Chess is a board game that has been enjoyed for thousands of years and will continue to be played for generations to come. Technology does not make chess less attractive, in fact the internet allows people greater opportunities to play chess.

That is true.  I have been playing both for over ten years and they are both the most intellectual satisfying games I've ever played on their respective platforms.  I was just mentioning that it is considered probably the closest chess equivalent in terms of strategy games on the PC.  

SmyslovFan

I think we all agree that at least theoretically, chess is solvable. That is, all of the information to make the best move is available to us on every move. Games that rely on some randomizing factor (cards that are all face-down, dice, random move generators and so on) are not solvable.

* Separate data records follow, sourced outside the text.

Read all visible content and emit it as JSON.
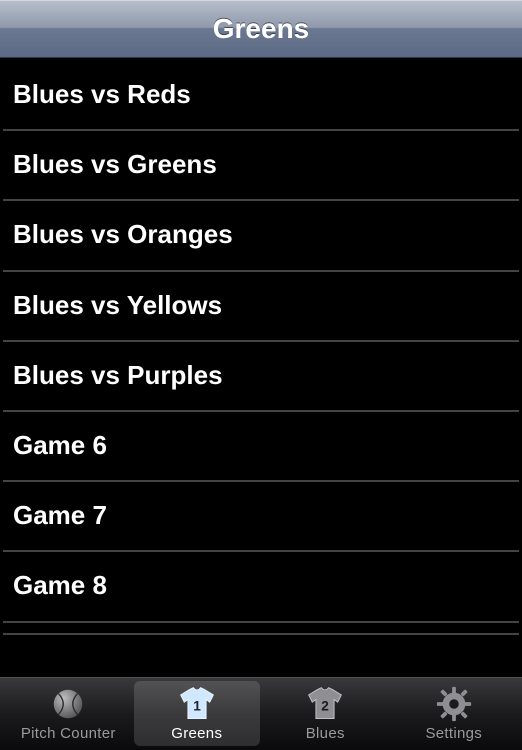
{
  "header": {
    "title": "Greens"
  },
  "games": [
    {
      "label": "Blues vs Reds"
    },
    {
      "label": "Blues vs Greens"
    },
    {
      "label": "Blues vs Oranges"
    },
    {
      "label": "Blues vs Yellows"
    },
    {
      "label": "Blues vs Purples"
    },
    {
      "label": "Game 6"
    },
    {
      "label": "Game 7"
    },
    {
      "label": "Game 8"
    }
  ],
  "tabs": {
    "pitch": {
      "label": "Pitch Counter"
    },
    "greens": {
      "label": "Greens",
      "number": "1"
    },
    "blues": {
      "label": "Blues",
      "number": "2"
    },
    "settings": {
      "label": "Settings"
    }
  }
}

There are quite a few games that are like chess, including go, checkers, tic-tac-toe, and so on.  Some games are more interesting than others, but there is a whole class of games that are similar to chess in that they rely 100% on skill, as the OP put it.

fabelhaft

Of course there is luck in chess, then it's another thing that it is a very small part of the game, but here Portisch won because he was lucky:

http://www.chessgames.com/perl/chessgame?gid=1049655

SmyslovFan
fabelhaft wrote:

Of course there is luck in chess, then it's another thing that it is a very small part of the game, but here Portisch won because he was lucky:

 

http://www.chessgames.com/perl/chessgame?gid=1049655

So, do you really believe that chess is not solvable? 

If you point out that someone got "lucky" in a single game, that merely means his opponent didn't find the best moves. 

I believe chess is ultimately a draw and would be shocked to find out otherwise. Chess probably won't be solved for about 200 years (going at the rate of the current endgame tablebases). But it will be solved.